You can find the complete changelog here.

For examples of using vector type in DQL and GraphQL please see the blog posts for 24.0.0-alpha and 24.0.0-alpha3.

Please note that this is a Release Candidate and not the final release.

We expect GA release for v24 to be available in the next couple of weeks, depending on Community feedback. Please file Github Issues with the label v24.0.0-rc1 if you find any problems or bugs in this release.

Thank you,

– The Dgraph team


In a previous post, it was said Dgraph v24 would boast: “a new caching approach that will boost performance of all applications” (Dgraph 24.0.0-alpha is now available on Github and DockerHub)

I skimmed the difference between alpha3 and rc1 (Comparing v24.0.0-alpha3...v24.0.0-rc1 · dgraph-io/dgraph · GitHub). There’s a lot of change references to a GlobalCache, CachePL, and the UpdateCachedKeys function. Is this the new caching approached mentioned before?

It looks like the CacheDefaults have changed too:

Old - 	CacheDefaults        = `size-mb=1024; percentage=0,65,35;`
New +	CacheDefaults        = `size-mb=1024; percentage=0,80,20;`

(Comparing v24.0.0-alpha3...v24.0.0-rc1 · dgraph-io/dgraph · GitHub)

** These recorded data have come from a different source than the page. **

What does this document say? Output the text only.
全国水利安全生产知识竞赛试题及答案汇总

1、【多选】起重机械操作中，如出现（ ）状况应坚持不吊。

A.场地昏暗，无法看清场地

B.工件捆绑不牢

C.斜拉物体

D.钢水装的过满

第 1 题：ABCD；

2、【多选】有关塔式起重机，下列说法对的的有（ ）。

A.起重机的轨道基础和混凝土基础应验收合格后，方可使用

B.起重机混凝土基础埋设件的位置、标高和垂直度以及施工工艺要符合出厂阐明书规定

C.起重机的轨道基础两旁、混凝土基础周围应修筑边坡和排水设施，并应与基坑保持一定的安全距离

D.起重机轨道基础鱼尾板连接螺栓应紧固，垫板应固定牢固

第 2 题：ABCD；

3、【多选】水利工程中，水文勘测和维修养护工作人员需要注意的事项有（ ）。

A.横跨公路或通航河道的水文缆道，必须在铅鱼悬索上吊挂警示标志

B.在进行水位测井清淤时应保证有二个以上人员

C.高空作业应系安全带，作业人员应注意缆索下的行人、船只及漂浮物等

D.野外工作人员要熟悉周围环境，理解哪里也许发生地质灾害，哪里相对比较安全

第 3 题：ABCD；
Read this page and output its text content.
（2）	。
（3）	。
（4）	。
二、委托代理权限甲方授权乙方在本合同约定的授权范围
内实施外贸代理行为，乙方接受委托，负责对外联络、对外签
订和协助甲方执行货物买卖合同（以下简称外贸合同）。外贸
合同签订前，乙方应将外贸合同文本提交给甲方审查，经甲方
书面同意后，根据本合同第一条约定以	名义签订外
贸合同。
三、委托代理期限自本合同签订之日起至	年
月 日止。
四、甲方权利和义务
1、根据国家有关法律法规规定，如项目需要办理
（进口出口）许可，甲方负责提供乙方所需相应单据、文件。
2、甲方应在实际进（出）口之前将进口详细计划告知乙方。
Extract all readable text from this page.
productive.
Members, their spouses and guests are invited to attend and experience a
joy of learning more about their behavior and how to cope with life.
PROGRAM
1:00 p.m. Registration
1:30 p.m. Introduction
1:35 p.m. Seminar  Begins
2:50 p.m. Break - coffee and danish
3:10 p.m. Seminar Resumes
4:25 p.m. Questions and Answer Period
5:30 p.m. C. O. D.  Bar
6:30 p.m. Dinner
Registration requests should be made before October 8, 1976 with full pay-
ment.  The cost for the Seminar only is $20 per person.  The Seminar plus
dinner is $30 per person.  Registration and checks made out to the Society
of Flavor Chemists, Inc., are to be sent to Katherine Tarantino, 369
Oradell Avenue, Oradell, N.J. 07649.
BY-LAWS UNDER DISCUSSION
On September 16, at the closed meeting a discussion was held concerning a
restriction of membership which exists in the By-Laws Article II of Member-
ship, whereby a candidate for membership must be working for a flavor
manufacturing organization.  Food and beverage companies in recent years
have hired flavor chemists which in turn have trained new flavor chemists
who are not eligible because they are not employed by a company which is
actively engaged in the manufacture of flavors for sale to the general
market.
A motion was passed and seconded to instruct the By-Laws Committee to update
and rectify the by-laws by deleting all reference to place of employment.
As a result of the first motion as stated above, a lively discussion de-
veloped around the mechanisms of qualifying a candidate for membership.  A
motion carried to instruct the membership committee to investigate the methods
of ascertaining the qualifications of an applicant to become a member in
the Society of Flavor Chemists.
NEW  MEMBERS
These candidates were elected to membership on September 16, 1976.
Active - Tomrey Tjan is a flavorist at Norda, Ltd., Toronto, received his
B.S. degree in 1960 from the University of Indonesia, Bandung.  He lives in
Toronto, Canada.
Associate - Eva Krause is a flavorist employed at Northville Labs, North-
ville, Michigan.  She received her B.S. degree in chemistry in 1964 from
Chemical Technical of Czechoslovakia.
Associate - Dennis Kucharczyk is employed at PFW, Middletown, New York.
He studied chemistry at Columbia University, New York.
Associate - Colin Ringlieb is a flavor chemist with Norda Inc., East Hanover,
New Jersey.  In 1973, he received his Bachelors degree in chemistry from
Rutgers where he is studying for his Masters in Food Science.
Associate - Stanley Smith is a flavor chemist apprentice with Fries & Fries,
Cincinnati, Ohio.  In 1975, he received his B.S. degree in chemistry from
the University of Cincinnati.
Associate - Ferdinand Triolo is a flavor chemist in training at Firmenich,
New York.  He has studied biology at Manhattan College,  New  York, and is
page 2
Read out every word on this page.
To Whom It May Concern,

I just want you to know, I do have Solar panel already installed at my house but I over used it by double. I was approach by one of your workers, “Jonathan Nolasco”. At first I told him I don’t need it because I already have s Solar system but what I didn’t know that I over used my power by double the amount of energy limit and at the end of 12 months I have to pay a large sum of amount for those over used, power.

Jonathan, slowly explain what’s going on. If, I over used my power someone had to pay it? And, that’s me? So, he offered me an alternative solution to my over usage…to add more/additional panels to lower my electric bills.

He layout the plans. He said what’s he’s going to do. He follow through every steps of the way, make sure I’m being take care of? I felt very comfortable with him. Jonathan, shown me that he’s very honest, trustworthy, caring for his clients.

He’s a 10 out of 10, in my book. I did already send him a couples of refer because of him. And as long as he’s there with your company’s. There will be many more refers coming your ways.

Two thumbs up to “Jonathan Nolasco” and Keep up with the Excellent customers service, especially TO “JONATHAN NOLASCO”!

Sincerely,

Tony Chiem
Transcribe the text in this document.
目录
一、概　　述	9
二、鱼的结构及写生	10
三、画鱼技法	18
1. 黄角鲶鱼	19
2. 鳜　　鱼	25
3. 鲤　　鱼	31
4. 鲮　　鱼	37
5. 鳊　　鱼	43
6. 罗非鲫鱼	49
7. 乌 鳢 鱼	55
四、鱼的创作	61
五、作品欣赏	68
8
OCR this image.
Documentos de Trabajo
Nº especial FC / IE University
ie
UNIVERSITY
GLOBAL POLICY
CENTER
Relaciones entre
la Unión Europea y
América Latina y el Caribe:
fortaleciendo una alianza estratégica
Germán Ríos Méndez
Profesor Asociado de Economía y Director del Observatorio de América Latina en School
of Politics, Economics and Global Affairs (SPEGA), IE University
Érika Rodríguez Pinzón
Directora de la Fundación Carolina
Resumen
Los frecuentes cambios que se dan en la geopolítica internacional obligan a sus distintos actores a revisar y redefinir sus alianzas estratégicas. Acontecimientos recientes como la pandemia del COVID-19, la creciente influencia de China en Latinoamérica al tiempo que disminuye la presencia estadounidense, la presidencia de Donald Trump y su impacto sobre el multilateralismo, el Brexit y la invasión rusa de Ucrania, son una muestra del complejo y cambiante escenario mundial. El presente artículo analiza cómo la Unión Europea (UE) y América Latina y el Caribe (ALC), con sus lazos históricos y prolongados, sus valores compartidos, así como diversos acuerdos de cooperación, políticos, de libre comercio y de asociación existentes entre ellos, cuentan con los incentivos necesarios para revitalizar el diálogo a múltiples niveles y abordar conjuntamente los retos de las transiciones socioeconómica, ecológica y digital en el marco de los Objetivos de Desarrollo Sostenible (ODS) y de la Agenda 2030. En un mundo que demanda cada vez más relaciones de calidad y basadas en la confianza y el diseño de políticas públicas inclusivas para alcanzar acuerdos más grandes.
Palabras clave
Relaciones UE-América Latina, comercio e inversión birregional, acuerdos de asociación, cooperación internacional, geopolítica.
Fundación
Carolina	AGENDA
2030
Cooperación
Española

Can the Dgraph team elaborate on these updates?

Also, to confirm, this portion was not backported to v23.1.1, that was just #9065?

@rahst12 Yeah, these are the changing changes. It’s still a work in progress, we want to be sure that cache changes don’t increase the overhead instead of decreasing. Basically GlobalCache would now store all the items in memory, and release it as per requirement. Currently we are still figuring how best to store items inside it using CachePL. Currently it’s only caching dgraph.type predicate.
Cache Defaults have been changed to see if it improves the performance or not. Index cache, only gets used when we have encryption setup, and by default there is no encryption.
Cache changes will not get ported to 23.1 release.

Have you looked at my recommendations for optimizing the type system? Replacing dgraph.type under the hood with an edge based type system instead of a predicate based type system?

Also brought up here

Thanks a lot @amaster507 for the suggestion. I read through it, and what you have said, is exactly how Dgraph stores the type data right now. From what I understand, you are asking us to store, <dgraph.type.User>: [uids]. That’s exactly how we create the index. The predicate is dgraph.type, and index value is User. The posting list is created over the combination of this predicate and index value.
The problem that we have right now, this individual list can get quite big. And every query, reads the entire list again each time. We need to be smarter about this. We need to read less data from the disk. We have made a couple of changes to address this, but we are still pushing more. First change is to figure out when do we need to read index value, vs when do we just check type of items that we want to query. Currently if you are querying less than 10 times, and want to add a type filter, we only check the 10 items.
Second change is to add this cache. With this, type data will not get read multiple times from disk. We will update and modify this in memory.
In future, we want to change the 10 items, to a statistical based number. This is kind of what @mrjn suggested too under your comment. For the cache, we are going to improve how we store this data in memory. We can go the sroar route, but it was too buggy. We are thinking of just using a simple map for now.

@harshil_goel as v24 uses the same badger version as v23.1 no import/export should be necessary for upgrading, can you confirm?

Yes, no import export is required for v24. A drop in binary replace is sufficient.